How to Research a Military Fort

By David A. Fryxell Premium

Q. How could I find out more about Fort Adams in Newport, RI, where my maternal grandfather was stationed when he met my grandmother?
A. The National Archives’ Northeast Region office in Waltham (Boston), Mass., has administrative records from Fort Adams in record group 392, Records of the US Army Coast Artillery Districts and Defenses, 1901-1942, as well as related records in record group 77. In 1901, the Artillery Corps was divided into field artillery batteries and coast artillery companies under newly created artillery districts. Each district consisted of harbor defense forts, such as Fort Adams, along with minefields and land defenses.
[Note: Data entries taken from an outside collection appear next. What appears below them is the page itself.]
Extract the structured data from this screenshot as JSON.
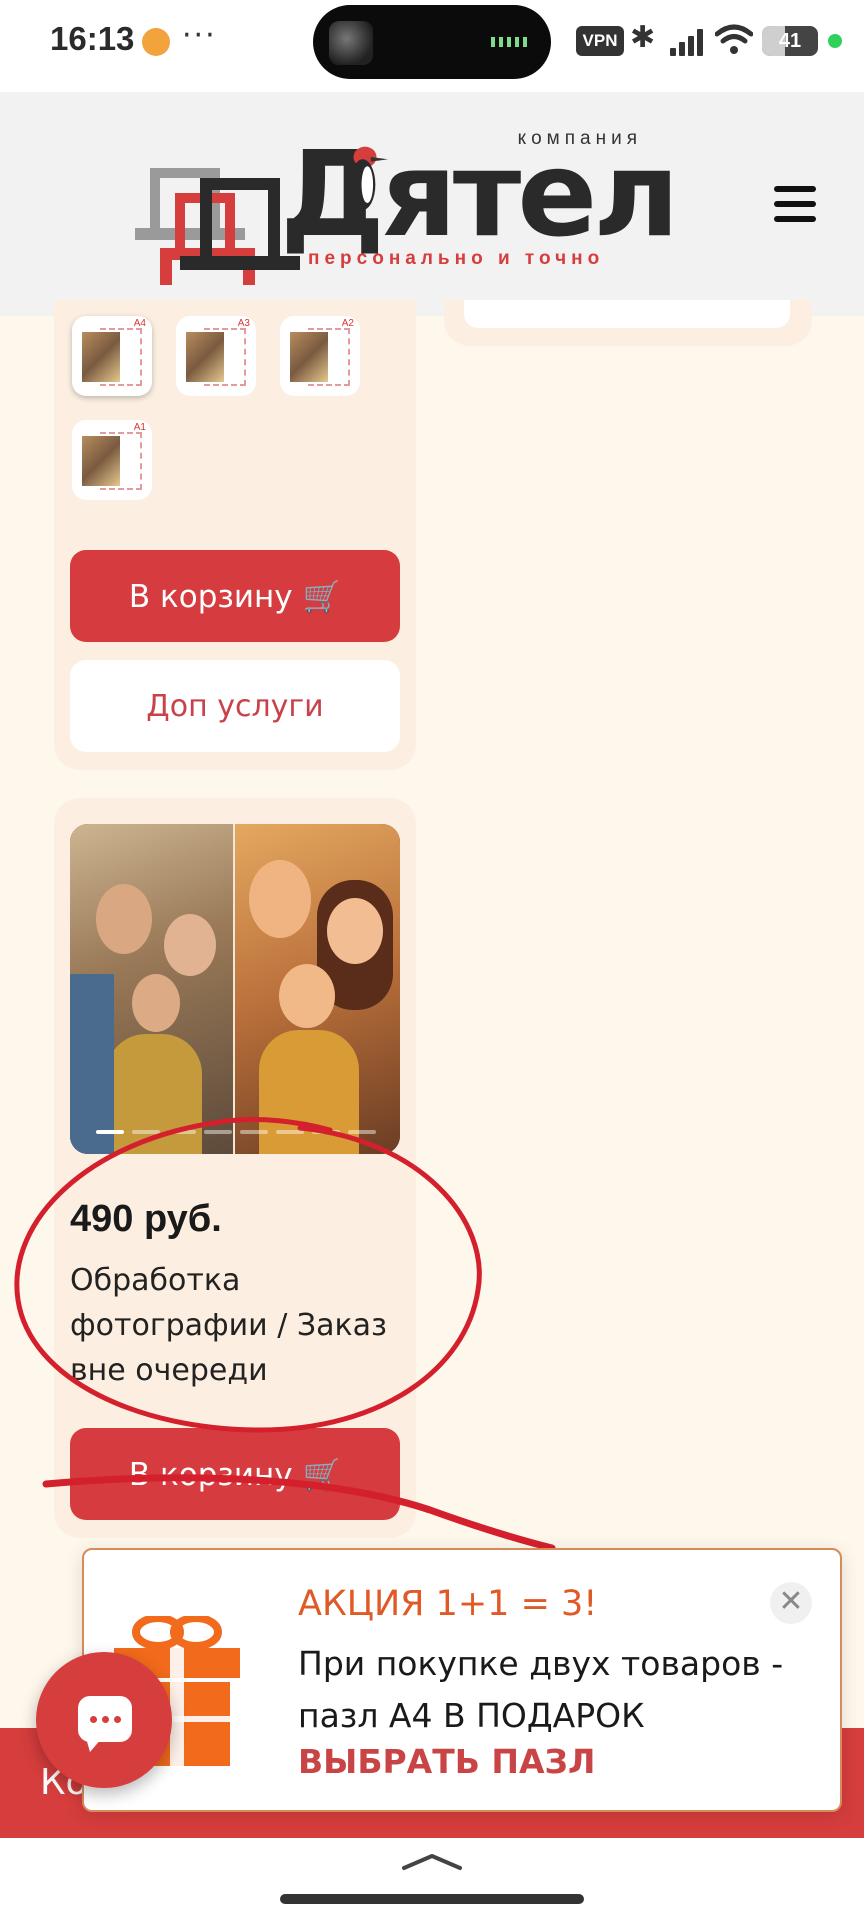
{
  "status_bar": {
    "time": "16:13",
    "more": "···",
    "vpn": "VPN",
    "battery_level": "41"
  },
  "header": {
    "logo_word": "Дятел",
    "logo_company": "компания",
    "logo_tagline": "персонально и точно"
  },
  "size_options": [
    {
      "label": "A4",
      "selected": true
    },
    {
      "label": "A3",
      "selected": false
    },
    {
      "label": "A2",
      "selected": false
    },
    {
      "label": "A1",
      "selected": false
    }
  ],
  "top_card": {
    "cart_label": "В корзину 🛒",
    "extra_label": "Доп услуги"
  },
  "product": {
    "price": "490 руб.",
    "description": "Обработка фотографии / Заказ вне очереди",
    "cart_label": "В корзину 🛒"
  },
  "promo": {
    "title": "АКЦИЯ 1+1 = 3!",
    "text": "При покупке двух товаров - пазл А4 В ПОДАРОК",
    "link": "ВЫБРАТЬ ПАЗЛ",
    "close": "✕"
  },
  "bottom_bar": {
    "text": "Ко"
  },
  "colors": {
    "accent_red": "#d63d3d",
    "promo_orange": "#e05a27",
    "card_bg": "#fcefe1",
    "page_bg": "#fdf7ec"
  }
}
In 1913, the coast artillery districts were redesignated coast defense commands. These records document activities at forts Adams, Banks, Constitution, Rodman, Stark, Warren and Williams, and include correspondence, memorandums and orders. Fort Adams also served as a training center during both world wars.
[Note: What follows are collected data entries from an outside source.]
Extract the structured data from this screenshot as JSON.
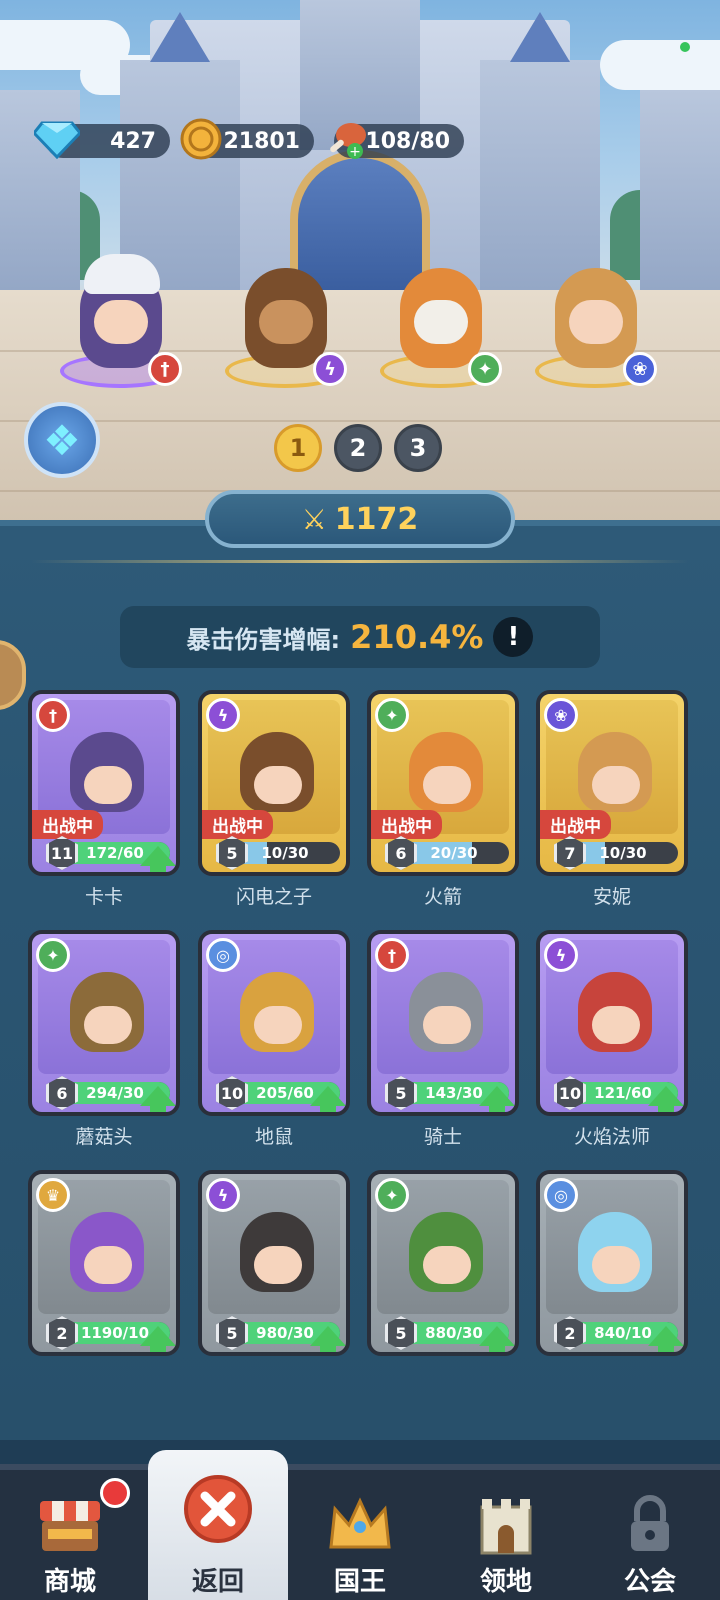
{
  "resources": {
    "gems": "427",
    "coins": "21801",
    "stamina": "108/80"
  },
  "team_tabs": [
    "1",
    "2",
    "3"
  ],
  "active_team": "1",
  "power": "1172",
  "crit": {
    "label": "暴击伤害增幅:",
    "value": "210.4%",
    "info": "!"
  },
  "deployed_tag": "出战中",
  "heroes": [
    {
      "name": "卡卡",
      "level": "11",
      "progress": "172/60",
      "rarity": "purple",
      "class_color": "#d6473d",
      "class_icon": "sword-class-icon",
      "deployed": true,
      "upgradable": true
    },
    {
      "name": "闪电之子",
      "level": "5",
      "progress": "10/30",
      "rarity": "gold",
      "class_color": "#8c4fd6",
      "class_icon": "magic-class-icon",
      "deployed": true,
      "upgradable": false
    },
    {
      "name": "火箭",
      "level": "6",
      "progress": "20/30",
      "rarity": "gold",
      "class_color": "#4fae5a",
      "class_icon": "star-class-icon",
      "deployed": true,
      "upgradable": false
    },
    {
      "name": "安妮",
      "level": "7",
      "progress": "10/30",
      "rarity": "gold",
      "class_color": "#6a55d8",
      "class_icon": "paw-class-icon",
      "deployed": true,
      "upgradable": false
    },
    {
      "name": "蘑菇头",
      "level": "6",
      "progress": "294/30",
      "rarity": "purple",
      "class_color": "#4fae5a",
      "class_icon": "star-class-icon",
      "deployed": false,
      "upgradable": true
    },
    {
      "name": "地鼠",
      "level": "10",
      "progress": "205/60",
      "rarity": "purple",
      "class_color": "#5a8fe0",
      "class_icon": "spiral-class-icon",
      "deployed": false,
      "upgradable": true
    },
    {
      "name": "骑士",
      "level": "5",
      "progress": "143/30",
      "rarity": "purple",
      "class_color": "#d6473d",
      "class_icon": "sword-class-icon",
      "deployed": false,
      "upgradable": true
    },
    {
      "name": "火焰法师",
      "level": "10",
      "progress": "121/60",
      "rarity": "purple",
      "class_color": "#8c4fd6",
      "class_icon": "magic-class-icon",
      "deployed": false,
      "upgradable": true
    },
    {
      "name": "",
      "level": "2",
      "progress": "1190/10",
      "rarity": "gray",
      "class_color": "#e0a83e",
      "class_icon": "crown-class-icon",
      "deployed": false,
      "upgradable": true
    },
    {
      "name": "",
      "level": "5",
      "progress": "980/30",
      "rarity": "gray",
      "class_color": "#8c4fd6",
      "class_icon": "magic-class-icon",
      "deployed": false,
      "upgradable": true
    },
    {
      "name": "",
      "level": "5",
      "progress": "880/30",
      "rarity": "gray",
      "class_color": "#4fae5a",
      "class_icon": "star-class-icon",
      "deployed": false,
      "upgradable": true
    },
    {
      "name": "",
      "level": "2",
      "progress": "840/10",
      "rarity": "gray",
      "class_color": "#5a8fe0",
      "class_icon": "spiral-class-icon",
      "deployed": false,
      "upgradable": true
    }
  ],
  "nav": {
    "shop": "商城",
    "back": "返回",
    "king": "国王",
    "territory": "领地",
    "guild": "公会"
  }
}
At its peak during World War II, more than 3,000 soldiers were assigned to the Harbor Defenses of Narragansett Bay, headquartered at Fort Adams. These included the 10th Coast Artillery of the US Army and the 243rd Coast Artillery Regiment of the Rhode Island National Guard. In 1953, the Army transferred ownership of Fort Adams to the Navy.
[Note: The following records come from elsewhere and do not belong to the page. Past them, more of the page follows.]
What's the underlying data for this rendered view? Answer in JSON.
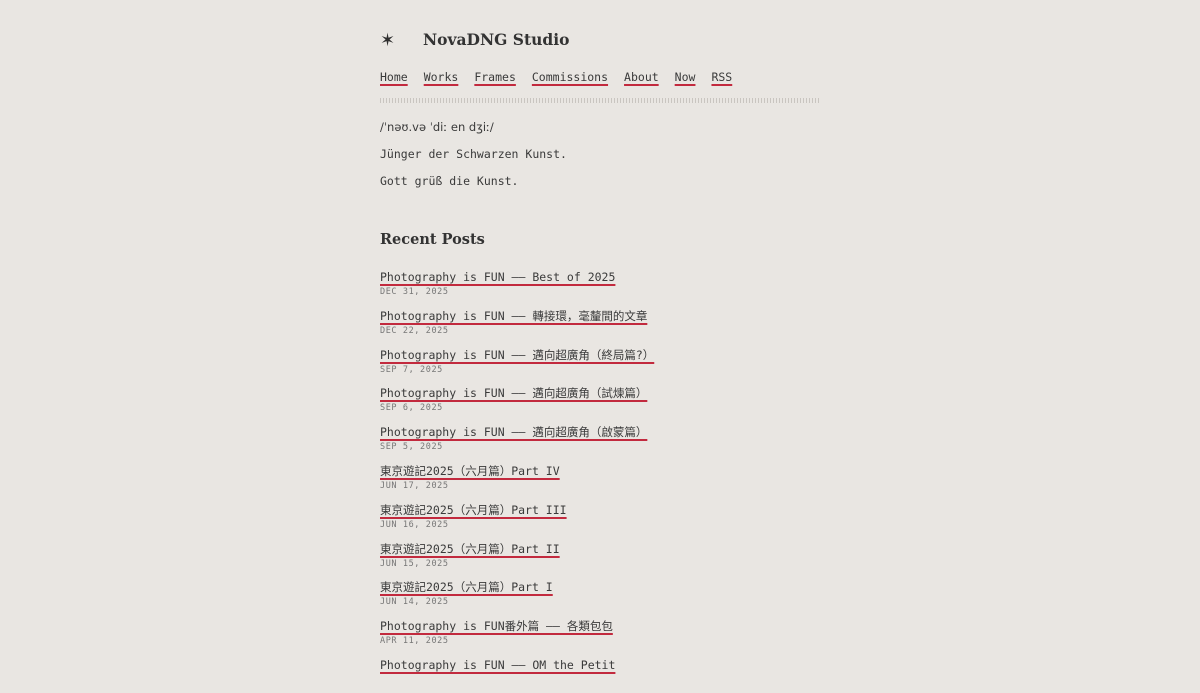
{
  "site": {
    "logo_glyph": "✶",
    "title": "NovaDNG Studio"
  },
  "nav": [
    "Home",
    "Works",
    "Frames",
    "Commissions",
    "About",
    "Now",
    "RSS"
  ],
  "intro": {
    "pronunciation": "/ˈnəʊ.və ˈdiː en dʒiː/",
    "line1": "Jünger der Schwarzen Kunst.",
    "line2": "Gott grüß die Kunst."
  },
  "recent": {
    "heading": "Recent Posts",
    "posts": [
      {
        "title": "Photography is FUN —— Best of 2025",
        "date": "DEC 31, 2025"
      },
      {
        "title": "Photography is FUN —— 轉接環，毫釐間的文章",
        "date": "DEC 22, 2025"
      },
      {
        "title": "Photography is FUN —— 邁向超廣角（終局篇?）",
        "date": "SEP 7, 2025"
      },
      {
        "title": "Photography is FUN —— 邁向超廣角（試煉篇）",
        "date": "SEP 6, 2025"
      },
      {
        "title": "Photography is FUN —— 邁向超廣角（啟蒙篇）",
        "date": "SEP 5, 2025"
      },
      {
        "title": "東京遊記2025（六月篇）Part IV",
        "date": "JUN 17, 2025"
      },
      {
        "title": "東京遊記2025（六月篇）Part III",
        "date": "JUN 16, 2025"
      },
      {
        "title": "東京遊記2025（六月篇）Part II",
        "date": "JUN 15, 2025"
      },
      {
        "title": "東京遊記2025（六月篇）Part I",
        "date": "JUN 14, 2025"
      },
      {
        "title": "Photography is FUN番外篇 —— 各類包包",
        "date": "APR 11, 2025"
      },
      {
        "title": "Photography is FUN —— OM the Petit",
        "date": ""
      }
    ]
  },
  "colors": {
    "background": "#e9e6e2",
    "text": "#3a3a3a",
    "accent_underline": "#c22a3e",
    "date": "#777777"
  }
}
President Dwight D. Eisenhower lived at the former commanding officer’s quarters (now called the Eisenhower House) during his summer vacations in Newport in 1958 and 1960.

In 1965, the fort and most of the surrounding land was given to the state of Rhode Island and became Fort Adams State Park. The fort was declared a National Historic Landmark in 1976. Since 1981, the Fort Adams grounds have been the site of the Newport Jazz Festival and the Newport Folk Festival.